У нее навернулись на глаза слезы, и Гордейке вдруг стало до боли жаль ее. Раньше он как‑то вроде бы и не замечал ее, как не замечаешь воздуха, которым дышишь. Теперь, не видя ее по неделе, а то и по две, он тосковал по ней, ему не хватало прикосновения ее жесткой руки, ее голоса. Степанида редко ласкала детей, нужда больше заставляла ее покрикивать на них, нежность ее распространялась только на самого младшего, а поскольку они рождались почти каждый год, то не успевали оценить ее ласки. Гордейке в этом смысле повезло — после него долго никого не было, и мать относилась к нему нежнее, чем — к другим. Может, поэтому и он с ней был поласковее других. И еще она любила его за то, что мастью он выдался весь в отца и хватка у него тоже отцовская — настырный.
— Вот выучусь, поеду работать в город, одной колбасой тебя кормить буду, — пообещал Гордейка.
Тут Степанида и вовсе расплакалась. И Гордейка выскочил из избы, чтобы не зареветь самому.
Когда они приехали в станицу, в избе Федора уже сидели кроме него и Цезаря печник Вицин и пимокат Косторезов. На столе весело посвистывал двухведерный самовар. Егор со всеми поздоровался за руку, а с городским дядей Цезарем даже обнялся. Гордейка так и не понял, откуда они знают друг друга, потому что отец велел ему идти к Вициным.
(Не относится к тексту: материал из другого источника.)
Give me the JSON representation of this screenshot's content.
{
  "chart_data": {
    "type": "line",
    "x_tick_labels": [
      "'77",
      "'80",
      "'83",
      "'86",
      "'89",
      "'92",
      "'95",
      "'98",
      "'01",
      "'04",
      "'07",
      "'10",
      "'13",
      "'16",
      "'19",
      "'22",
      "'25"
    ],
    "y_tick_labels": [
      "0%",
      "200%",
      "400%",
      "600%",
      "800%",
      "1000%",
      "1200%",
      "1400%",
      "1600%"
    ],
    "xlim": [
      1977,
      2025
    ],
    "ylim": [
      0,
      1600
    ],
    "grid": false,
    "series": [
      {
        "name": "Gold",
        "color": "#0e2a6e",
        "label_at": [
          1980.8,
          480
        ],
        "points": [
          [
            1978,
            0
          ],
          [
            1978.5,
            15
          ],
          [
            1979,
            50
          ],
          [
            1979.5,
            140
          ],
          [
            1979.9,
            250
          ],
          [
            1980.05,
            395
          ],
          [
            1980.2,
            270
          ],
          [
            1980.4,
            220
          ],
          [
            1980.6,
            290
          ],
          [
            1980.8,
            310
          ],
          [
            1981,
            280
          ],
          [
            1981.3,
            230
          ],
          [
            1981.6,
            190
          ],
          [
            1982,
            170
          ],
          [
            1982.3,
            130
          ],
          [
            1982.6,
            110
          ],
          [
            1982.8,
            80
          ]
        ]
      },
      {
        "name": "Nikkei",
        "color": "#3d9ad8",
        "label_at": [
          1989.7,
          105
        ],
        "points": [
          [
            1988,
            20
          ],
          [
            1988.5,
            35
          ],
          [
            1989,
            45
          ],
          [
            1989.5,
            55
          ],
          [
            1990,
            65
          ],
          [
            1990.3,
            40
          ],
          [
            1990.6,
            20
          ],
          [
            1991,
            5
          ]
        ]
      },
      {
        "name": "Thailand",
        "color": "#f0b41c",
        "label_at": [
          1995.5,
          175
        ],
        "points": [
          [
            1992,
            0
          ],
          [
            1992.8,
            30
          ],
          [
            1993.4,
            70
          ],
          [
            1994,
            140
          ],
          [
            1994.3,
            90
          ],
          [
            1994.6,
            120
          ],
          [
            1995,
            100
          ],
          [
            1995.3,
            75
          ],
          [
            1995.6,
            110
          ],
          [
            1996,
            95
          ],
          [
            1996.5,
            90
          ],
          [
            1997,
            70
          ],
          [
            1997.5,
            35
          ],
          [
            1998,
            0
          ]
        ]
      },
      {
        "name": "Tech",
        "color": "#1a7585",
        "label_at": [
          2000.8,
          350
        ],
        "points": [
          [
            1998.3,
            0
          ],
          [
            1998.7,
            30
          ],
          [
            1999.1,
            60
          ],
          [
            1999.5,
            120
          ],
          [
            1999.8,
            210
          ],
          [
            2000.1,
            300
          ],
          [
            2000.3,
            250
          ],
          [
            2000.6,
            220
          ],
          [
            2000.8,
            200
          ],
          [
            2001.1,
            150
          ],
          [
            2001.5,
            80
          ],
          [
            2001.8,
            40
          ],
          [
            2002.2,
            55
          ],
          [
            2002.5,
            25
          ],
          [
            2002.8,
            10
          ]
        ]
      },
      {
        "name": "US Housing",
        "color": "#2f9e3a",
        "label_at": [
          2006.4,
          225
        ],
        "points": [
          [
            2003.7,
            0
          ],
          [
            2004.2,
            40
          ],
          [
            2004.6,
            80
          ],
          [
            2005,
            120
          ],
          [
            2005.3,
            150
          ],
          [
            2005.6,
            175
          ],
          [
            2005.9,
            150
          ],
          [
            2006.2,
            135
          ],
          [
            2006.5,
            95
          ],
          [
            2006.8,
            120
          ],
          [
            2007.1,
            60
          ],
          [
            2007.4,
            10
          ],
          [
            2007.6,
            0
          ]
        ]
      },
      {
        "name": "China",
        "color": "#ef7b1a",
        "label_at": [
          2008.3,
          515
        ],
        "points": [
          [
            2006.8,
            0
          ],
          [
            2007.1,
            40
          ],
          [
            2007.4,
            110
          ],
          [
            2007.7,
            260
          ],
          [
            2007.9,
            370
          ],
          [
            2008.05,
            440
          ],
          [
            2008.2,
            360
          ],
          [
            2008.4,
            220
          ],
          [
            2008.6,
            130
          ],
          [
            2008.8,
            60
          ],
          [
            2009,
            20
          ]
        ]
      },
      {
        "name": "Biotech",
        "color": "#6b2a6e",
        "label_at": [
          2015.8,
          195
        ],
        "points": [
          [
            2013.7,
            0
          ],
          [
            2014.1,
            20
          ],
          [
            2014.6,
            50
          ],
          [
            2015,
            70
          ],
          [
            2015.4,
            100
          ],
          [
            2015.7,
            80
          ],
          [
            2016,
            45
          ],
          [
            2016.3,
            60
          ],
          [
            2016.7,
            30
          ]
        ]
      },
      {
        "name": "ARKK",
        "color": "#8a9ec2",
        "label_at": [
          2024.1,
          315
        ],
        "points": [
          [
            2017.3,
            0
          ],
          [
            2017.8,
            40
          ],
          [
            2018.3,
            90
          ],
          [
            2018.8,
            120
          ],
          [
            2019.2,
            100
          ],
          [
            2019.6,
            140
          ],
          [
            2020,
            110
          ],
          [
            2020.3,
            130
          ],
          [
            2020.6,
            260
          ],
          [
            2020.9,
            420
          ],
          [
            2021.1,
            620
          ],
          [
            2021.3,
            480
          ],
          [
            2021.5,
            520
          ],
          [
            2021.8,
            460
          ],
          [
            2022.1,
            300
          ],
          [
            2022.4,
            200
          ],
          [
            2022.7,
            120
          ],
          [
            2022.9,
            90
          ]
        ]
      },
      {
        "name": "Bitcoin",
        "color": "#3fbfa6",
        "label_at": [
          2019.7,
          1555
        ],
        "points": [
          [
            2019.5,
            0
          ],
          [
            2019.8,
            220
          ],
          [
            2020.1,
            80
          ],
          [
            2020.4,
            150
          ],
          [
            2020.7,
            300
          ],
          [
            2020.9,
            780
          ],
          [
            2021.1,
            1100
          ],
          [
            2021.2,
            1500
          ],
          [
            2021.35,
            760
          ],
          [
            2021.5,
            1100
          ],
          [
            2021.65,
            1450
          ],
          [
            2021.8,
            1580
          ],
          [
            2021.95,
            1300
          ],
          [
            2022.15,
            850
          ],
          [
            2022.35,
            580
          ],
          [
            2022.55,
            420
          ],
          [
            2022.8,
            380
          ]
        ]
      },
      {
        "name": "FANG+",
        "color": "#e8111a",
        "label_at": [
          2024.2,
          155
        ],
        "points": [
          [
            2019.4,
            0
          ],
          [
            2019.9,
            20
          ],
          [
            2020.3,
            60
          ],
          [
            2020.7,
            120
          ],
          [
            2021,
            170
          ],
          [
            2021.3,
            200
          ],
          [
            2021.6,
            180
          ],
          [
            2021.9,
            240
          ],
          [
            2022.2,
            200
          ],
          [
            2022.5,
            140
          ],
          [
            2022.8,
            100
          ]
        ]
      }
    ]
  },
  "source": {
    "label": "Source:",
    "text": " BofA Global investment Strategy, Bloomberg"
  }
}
После той ночи на кладбище Гордейка особенно подружился с братьями Вициными, часто бывал у них; его приходу и сейчас никто не удивился. Семья Вициных была тоже большая: кроме Вовки и Юрки было еще четверо девчонок да всегда толклись двое — трое чужих. Жена печника Любава была женщиной на редкость приветливой, крутясь по хозяйству, успевала вникать и во все ребячьи дела, иногда им что‑нибудь рассказывала. А рассказчицей она была просто незаменимой: ее плавная, пересыпанная прибаутками речь будто привораживала ребят — они, как цыплята за клушкой, ходили за Любавой и как‑то незаметно для себя помогали ей по хозяйству.